Ceramics are more sensitive to tensile stresses and are therefore particularly vulnerable to this mechanism. Dry machining becomes necessary for this cutting material, as cooling lubrication will increase the cooling effect of the tool and have an additional negative impact on the tool’s operating state. The internal composition and structure of Al2O3 and SiAlON reinforced with silicon carbide whiskers determine that these materials have the characteristics of preventing crack formation and increasing fracture toughness. These two cutting ceramic materials have already been put on the market as indexing inserts and perform well in use.

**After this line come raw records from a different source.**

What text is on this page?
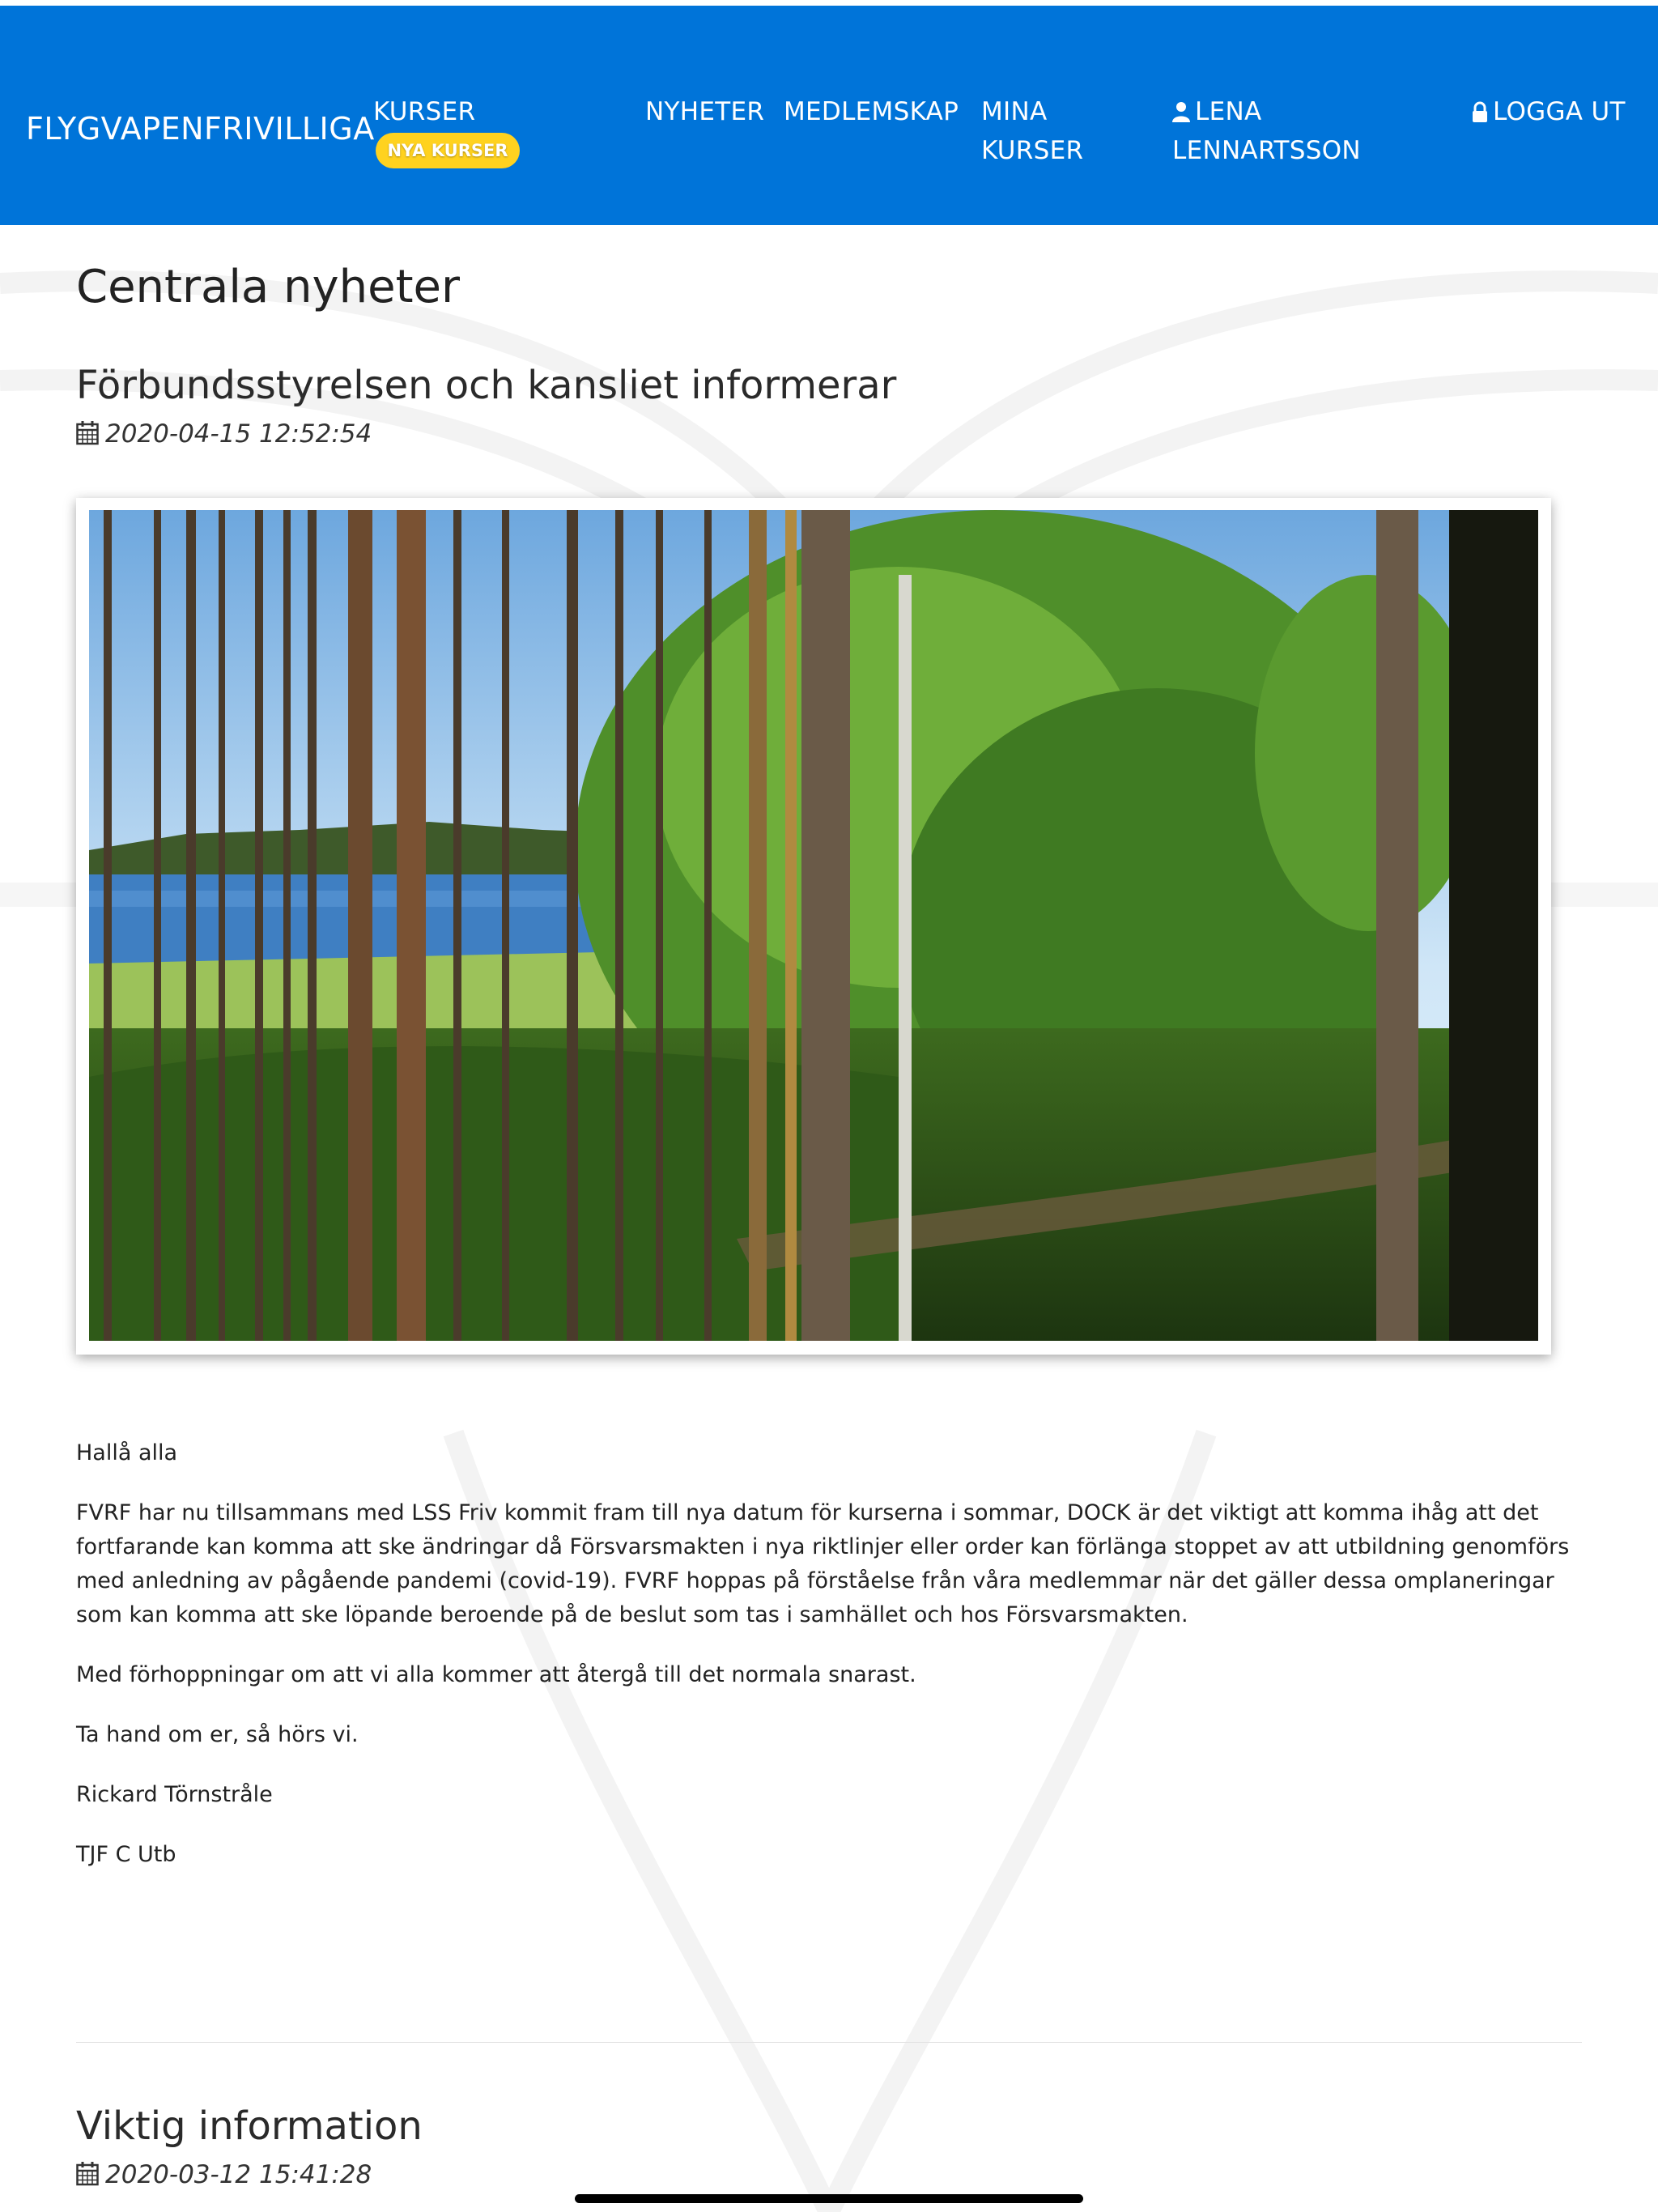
FLYGVAPENFRIVILLIGA
KURSER
NYA KURSER
NYHETER MEDLEMSKAP MINA KURSER
LENA LENNARTSSON
LOGGA UT
Centrala nyheter
Förbundsstyrelsen och kansliet informerar
2020-04-15 12:52:54

Hallå alla

FVRF har nu tillsammans med LSS Friv kommit fram till nya datum för kurserna i sommar, DOCK är det viktigt att komma ihåg att det fortfarande kan komma att ske ändringar då Försvarsmakten i nya riktlinjer eller order kan förlänga stoppet av att utbildning genomförs med anledning av pågående pandemi (covid-19). FVRF hoppas på förståelse från våra medlemmar när det gäller dessa omplaneringar som kan komma att ske löpande beroende på de beslut som tas i samhället och hos Försvarsmakten.

Med förhoppningar om att vi alla kommer att återgå till det normala snarast.

Ta hand om er, så hörs vi.

Rickard Törnstråle

TJF C Utb

Viktig information
2020-03-12 15:41:28
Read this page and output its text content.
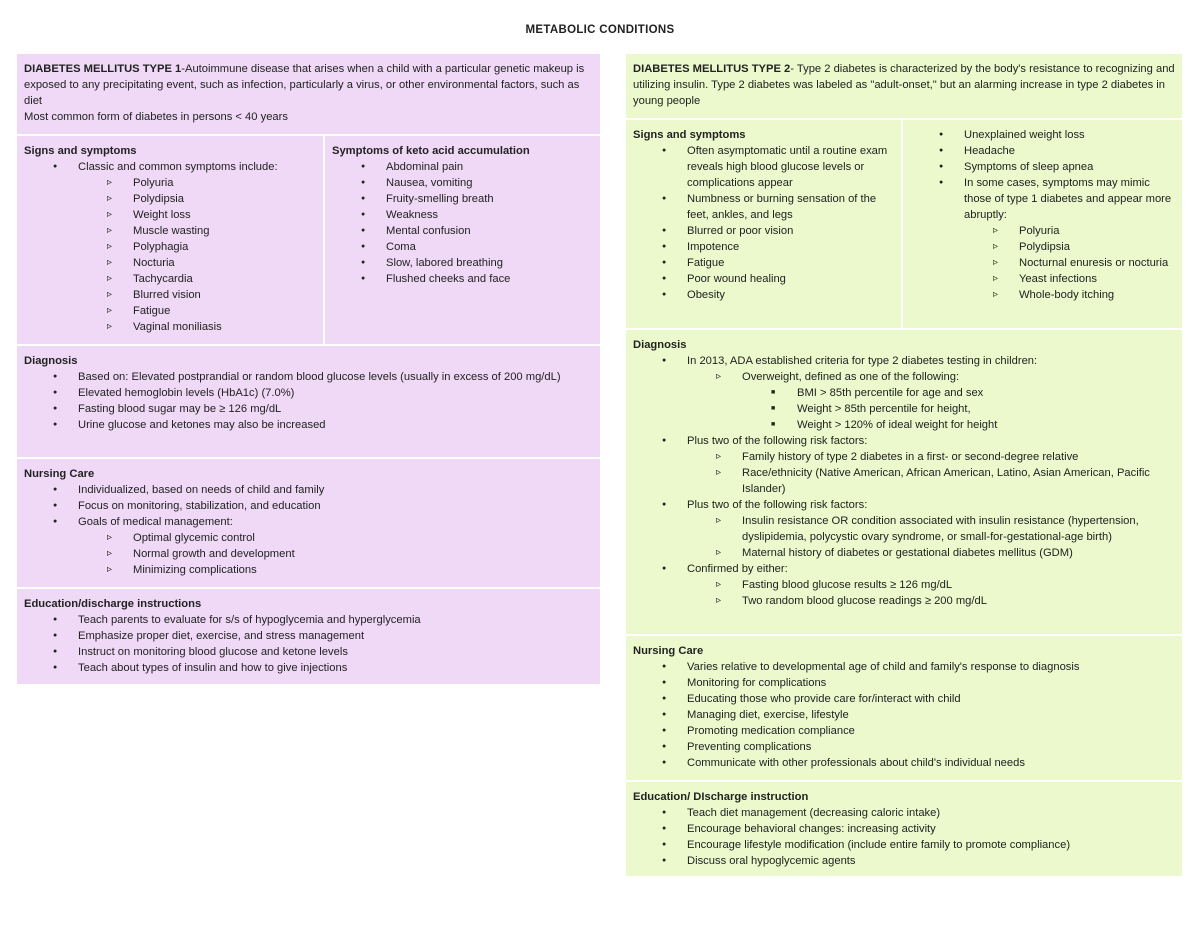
METABOLIC CONDITIONS
DIABETES MELLITUS TYPE 1-Autoimmune disease that arises when a child with a particular genetic makeup is exposed to any precipitating event, such as infection, particularly a virus, or other environmental factors, such as diet
Most common form of diabetes in persons < 40 years
Signs and symptoms
● Classic and common symptoms include:
▹ Polyuria
▹ Polydipsia
▹ Weight loss
▹ Muscle wasting
▹ Polyphagia
▹ Nocturia
▹ Tachycardia
▹ Blurred vision
▹ Fatigue
▹ Vaginal moniliasis
Symptoms of keto acid accumulation
● Abdominal pain
● Nausea, vomiting
● Fruity-smelling breath
● Weakness
● Mental confusion
● Coma
● Slow, labored breathing
● Flushed cheeks and face
Diagnosis
● Based on: Elevated postprandial or random blood glucose levels (usually in excess of 200 mg/dL)
● Elevated hemoglobin levels (HbA1c) (7.0%)
● Fasting blood sugar may be ≥ 126 mg/dL
● Urine glucose and ketones may also be increased
Nursing Care
● Individualized, based on needs of child and family
● Focus on monitoring, stabilization, and education
● Goals of medical management:
▹ Optimal glycemic control
▹ Normal growth and development
▹ Minimizing complications
Education/discharge instructions
● Teach parents to evaluate for s/s of hypoglycemia and hyperglycemia
● Emphasize proper diet, exercise, and stress management
● Instruct on monitoring blood glucose and ketone levels
● Teach about types of insulin and how to give injections
DIABETES MELLITUS TYPE 2- Type 2 diabetes is characterized by the body's resistance to recognizing and utilizing insulin. Type 2 diabetes was labeled as "adult-onset," but an alarming increase in type 2 diabetes in young people
Signs and symptoms
● Often asymptomatic until a routine exam reveals high blood glucose levels or complications appear
● Numbness or burning sensation of the feet, ankles, and legs
● Blurred or poor vision
● Impotence
● Fatigue
● Poor wound healing
● Obesity
● Unexplained weight loss
● Headache
● Symptoms of sleep apnea
● In some cases, symptoms may mimic those of type 1 diabetes and appear more abruptly:
▹ Polyuria
▹ Polydipsia
▹ Nocturnal enuresis or nocturia
▹ Yeast infections
▹ Whole-body itching
Diagnosis
● In 2013, ADA established criteria for type 2 diabetes testing in children:
▹ Overweight, defined as one of the following:
■ BMI > 85th percentile for age and sex
■ Weight > 85th percentile for height,
■ Weight > 120% of ideal weight for height
● Plus two of the following risk factors:
▹ Family history of type 2 diabetes in a first- or second-degree relative
▹ Race/ethnicity (Native American, African American, Latino, Asian American, Pacific Islander)
● Plus two of the following risk factors:
▹ Insulin resistance OR condition associated with insulin resistance (hypertension, dyslipidemia, polycystic ovary syndrome, or small-for-gestational-age birth)
▹ Maternal history of diabetes or gestational diabetes mellitus (GDM)
● Confirmed by either:
▹ Fasting blood glucose results ≥ 126 mg/dL
▹ Two random blood glucose readings ≥ 200 mg/dL
Nursing Care
● Varies relative to developmental age of child and family's response to diagnosis
● Monitoring for complications
● Educating those who provide care for/interact with child
● Managing diet, exercise, lifestyle
● Promoting medication compliance
● Preventing complications
● Communicate with other professionals about child's individual needs
Education/ DIscharge instruction
● Teach diet management (decreasing caloric intake)
● Encourage behavioral changes: increasing activity
● Encourage lifestyle modification (include entire family to promote compliance)
● Discuss oral hypoglycemic agents
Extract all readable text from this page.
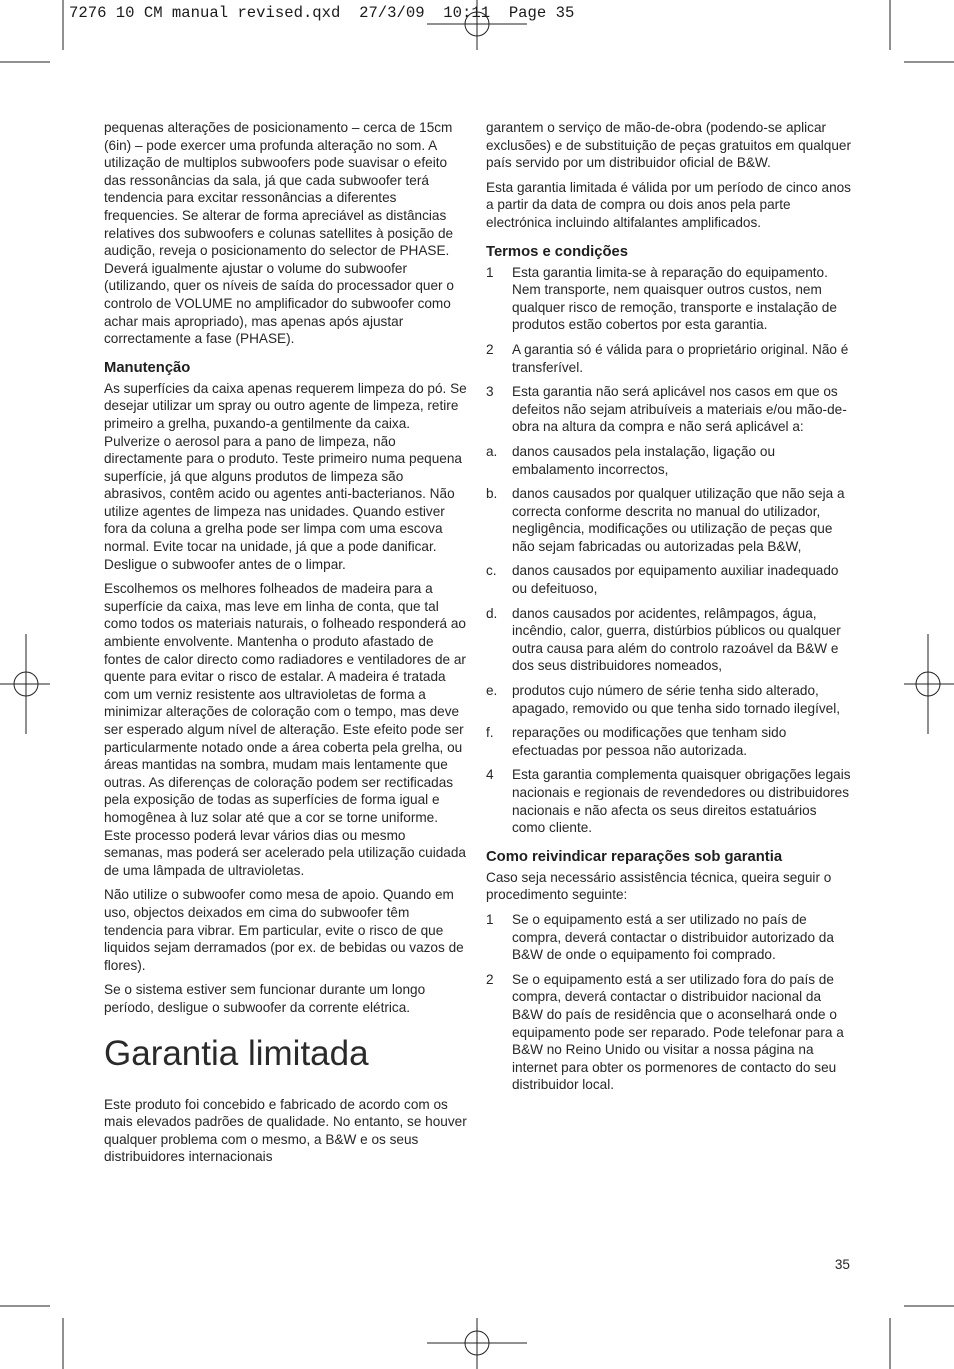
7276 10 CM manual revised.qxd  27/3/09  10:11  Page 35

pequenas alterações de posicionamento – cerca de 15cm (6in) – pode exercer uma profunda alteração no som. A utilização de multiplos subwoofers pode suavisar o efeito das ressonâncias da sala, já que cada subwoofer terá tendencia para excitar ressonâncias a diferentes frequencies. Se alterar de forma apreciável as distâncias relatives dos subwoofers e colunas satellites à posição de audição, reveja o posicionamento do selector de PHASE. Deverá igualmente ajustar o volume do subwoofer (utilizando, quer os níveis de saída do processador quer o controlo de VOLUME no amplificador do subwoofer como achar mais apropriado), mas apenas após ajustar correctamente a fase (PHASE).

Manutenção

As superfícies da caixa apenas requerem limpeza do pó. Se desejar utilizar um spray ou outro agente de limpeza, retire primeiro a grelha, puxando-a gentilmente da caixa. Pulverize o aerosol para a pano de limpeza, não directamente para o produto. Teste primeiro numa pequena superfície, já que alguns produtos de limpeza são abrasivos, contêm acido ou agentes anti-bacterianos. Não utilize agentes de limpeza nas unidades. Quando estiver fora da coluna a grelha pode ser limpa com uma escova normal. Evite tocar na unidade, já que a pode danificar. Desligue o subwoofer antes de o limpar.

Escolhemos os melhores folheados de madeira para a superfície da caixa, mas leve em linha de conta, que tal como todos os materiais naturais, o folheado responderá ao ambiente envolvente. Mantenha o produto afastado de fontes de calor directo como radiadores e ventiladores de ar quente para evitar o risco de estalar. A madeira é tratada com um verniz resistente aos ultravioletas de forma a minimizar alterações de coloração com o tempo, mas deve ser esperado algum nível de alteração. Este efeito pode ser particularmente notado onde a área coberta pela grelha, ou áreas mantidas na sombra, mudam mais lentamente que outras. As diferenças de coloração podem ser rectificadas pela exposição de todas as superfícies de forma igual e homogênea à luz solar até que a cor se torne uniforme. Este processo poderá levar vários dias ou mesmo semanas, mas poderá ser acelerado pela utilização cuidada de uma lâmpada de ultravioletas.

Não utilize o subwoofer como mesa de apoio. Quando em uso, objectos deixados em cima do subwoofer têm tendencia para vibrar. Em particular, evite o risco de que liquidos sejam derramados (por ex. de bebidas ou vazos de flores).

Se o sistema estiver sem funcionar durante um longo período, desligue o subwoofer da corrente elétrica.

Garantia limitada

Este produto foi concebido e fabricado de acordo com os mais elevados padrões de qualidade. No entanto, se houver qualquer problema com o mesmo, a B&W e os seus distribuidores internacionais

garantem o serviço de mão-de-obra (podendo-se aplicar exclusões) e de substituição de peças gratuitos em qualquer país servido por um distribuidor oficial de B&W.

Esta garantia limitada é válida por um período de cinco anos a partir da data de compra ou dois anos pela parte electrónica incluindo altifalantes amplificados.

Termos e condições
1	Esta garantia limita-se à reparação do equipamento. Nem transporte, nem quaisquer outros custos, nem qualquer risco de remoção, transporte e instalação de produtos estão cobertos por esta garantia.
2	A garantia só é válida para o proprietário original. Não é transferível.
3	Esta garantia não será aplicável nos casos em que os defeitos não sejam atribuíveis a materiais e/ou mão-de-obra na altura da compra e não será aplicável a:
a.	danos causados pela instalação, ligação ou embalamento incorrectos,
b.	danos causados por qualquer utilização que não seja a correcta conforme descrita no manual do utilizador, negligência, modificações ou utilização de peças que não sejam fabricadas ou autorizadas pela B&W,
c.	danos causados por equipamento auxiliar inadequado ou defeituoso,
d.	danos causados por acidentes, relâmpagos, água, incêndio, calor, guerra, distúrbios públicos ou qualquer outra causa para além do controlo razoável da B&W e dos seus distribuidores nomeados,
e.	produtos cujo número de série tenha sido alterado, apagado, removido ou que tenha sido tornado ilegível,
f.	reparações ou modificações que tenham sido efectuadas por pessoa não autorizada.
4	Esta garantia complementa quaisquer obrigações legais nacionais e regionais de revendedores ou distribuidores nacionais e não afecta os seus direitos estatuários como cliente.
Como reivindicar reparações sob garantia

Caso seja necessário assistência técnica, queira seguir o procedimento seguinte:

1	Se o equipamento está a ser utilizado no país de compra, deverá contactar o distribuidor autorizado da B&W de onde o equipamento foi comprado.
2	Se o equipamento está a ser utilizado fora do país de compra, deverá contactar o distribuidor nacional da B&W do país de residência que o aconselhará onde o equipamento pode ser reparado. Pode telefonar para a B&W no Reino Unido ou visitar a nossa página na internet para obter os pormenores de contacto do seu distribuidor local.
35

The most promising follow-up development is the production of so-called graded ceramics. In this regard, the strength characteristics of this material can be specifically changed by subsequent processing. Just like steel through quenching, ceramics can also be made into wear-resistant edges and non-fracture-resistant core areas.
Before the full ceramic development process, the use characteristics of these two ceramic materials as indexing inserts were analyzed. In the meantime, the wear resistance of the materials was also studied and evaluated. A detailed analysis of the tool design can be achieved by mechanical measurements on the workpiece combined with FEM simulations. The knowledge gained from practical tests is complemented by the numerically determined load limits. This allows the identification of load conditions that are detrimental to the strength characteristics of the ceramic. At the same time, the different self-vibration characteristics of different tool shapes are taken into account. Through targeted settings of tools and processes, not only can tool wear be significantly reduced and tool service life be increased, but also the geometric quality of the workpiece surface is significantly improved.
For a research institute, it is crucial that it has the unique conditions to manufacture tools on its own high-precision grinders, subsequently measure them on tool measuring equipment, and test them on powerful HSC machining centers. This allows for very short development cycles and in-depth knowledge of the process.